Customer Service and Added Value

So how can these bots work for brands? Well, eventually, every major company in the world will have an account, which will be a first port of call when contacting their company. The reason this is almost definite is due to Facebook’s already-mammoth-sized network of users. It doesn’t get any bigger than Facebook when advertising to individual people, so connecting Messenger bots (as customer sales reps, for example) is extremely attractive. Messenger codes, one of many things taken from Snapchat, will also make it easier for businesses to connect with their customers.
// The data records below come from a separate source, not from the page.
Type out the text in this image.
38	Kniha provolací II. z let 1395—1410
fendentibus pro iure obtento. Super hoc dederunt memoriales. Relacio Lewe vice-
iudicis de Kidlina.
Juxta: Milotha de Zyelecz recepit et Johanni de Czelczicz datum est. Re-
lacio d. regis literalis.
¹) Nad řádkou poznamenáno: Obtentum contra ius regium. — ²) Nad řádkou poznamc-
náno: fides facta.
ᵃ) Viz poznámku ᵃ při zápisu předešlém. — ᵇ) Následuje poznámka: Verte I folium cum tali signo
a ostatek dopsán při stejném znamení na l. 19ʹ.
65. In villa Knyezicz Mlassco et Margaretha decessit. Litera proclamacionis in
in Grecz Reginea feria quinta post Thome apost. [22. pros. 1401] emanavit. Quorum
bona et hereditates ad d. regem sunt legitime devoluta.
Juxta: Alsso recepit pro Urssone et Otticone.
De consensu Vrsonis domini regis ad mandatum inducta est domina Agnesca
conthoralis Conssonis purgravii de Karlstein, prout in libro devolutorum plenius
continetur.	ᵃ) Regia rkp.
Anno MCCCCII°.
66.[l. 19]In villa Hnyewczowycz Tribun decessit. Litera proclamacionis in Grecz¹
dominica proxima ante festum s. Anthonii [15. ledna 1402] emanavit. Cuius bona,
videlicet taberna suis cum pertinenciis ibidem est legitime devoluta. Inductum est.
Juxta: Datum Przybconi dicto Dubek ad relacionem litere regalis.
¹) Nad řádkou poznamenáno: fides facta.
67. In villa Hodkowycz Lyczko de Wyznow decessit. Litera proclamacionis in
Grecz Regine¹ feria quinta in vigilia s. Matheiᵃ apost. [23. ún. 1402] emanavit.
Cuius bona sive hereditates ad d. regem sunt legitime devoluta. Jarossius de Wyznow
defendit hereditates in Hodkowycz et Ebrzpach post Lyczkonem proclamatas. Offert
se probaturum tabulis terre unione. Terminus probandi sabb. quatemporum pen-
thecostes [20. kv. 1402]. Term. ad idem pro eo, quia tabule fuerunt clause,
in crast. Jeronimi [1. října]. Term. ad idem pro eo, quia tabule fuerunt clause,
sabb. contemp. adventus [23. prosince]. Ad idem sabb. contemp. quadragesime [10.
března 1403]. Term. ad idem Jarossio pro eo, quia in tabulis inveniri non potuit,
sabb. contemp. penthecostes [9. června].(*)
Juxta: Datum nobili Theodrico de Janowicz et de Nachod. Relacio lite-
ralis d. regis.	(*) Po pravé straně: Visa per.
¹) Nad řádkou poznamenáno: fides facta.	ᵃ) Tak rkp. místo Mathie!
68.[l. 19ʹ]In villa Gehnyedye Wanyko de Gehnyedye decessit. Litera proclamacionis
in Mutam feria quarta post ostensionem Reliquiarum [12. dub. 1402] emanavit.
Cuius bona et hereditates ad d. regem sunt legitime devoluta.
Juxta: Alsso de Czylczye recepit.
One industry example is how bots will almost certainly change how banking works for the consumer, replacing an app or web-based system with a dialogue with a machine that is able to understand your every need. The option to send money within Messenger itself is highly likely too, like Snapchat allows. This could also eliminate the hassle of speaking to a bank’s voice recognition system when calling by telephone – no more time (and money) wasted by the dreaded “I didn’t catch that. Please try again.” These voice recognition systems are essentially bots done badly, but they’re based on voice, which is a lot more difficult to translate into zeros and ones. Plus, you cannot autocorrect your voice (yet). I can see this whole system being replaced by bots – it could even connect you to a human advisor with ease, as you’re most likely already using your phone. Even if you’re using the desktop version or Facebook Chat, I’m sure they’ll figure something out. Besides banks, what other markets will benefit from this? Restaurants, travel and possibly supermarkets with online shopping services are big industries for it to thrive. The healthcare industry could also be a large portion – Healthtap have already created their bot, which isn’t surprising considering one of the first ever chatterbots was called DOCTOR and simulated a psychotherapist. In fact, the potential amount of markets are endless for this stream of interaction – just like it is with human customer service.


At the end of the day, customers are moving towards messaging as their preferred choice of customer service. And as generations progress, it will no doubt become the standard – a phone call will most likely be reserved for long, meaningful conversations with friends and family, which in turn will add even more meaning to them. The phone call will no longer be taken for granted, but talking to robots will be.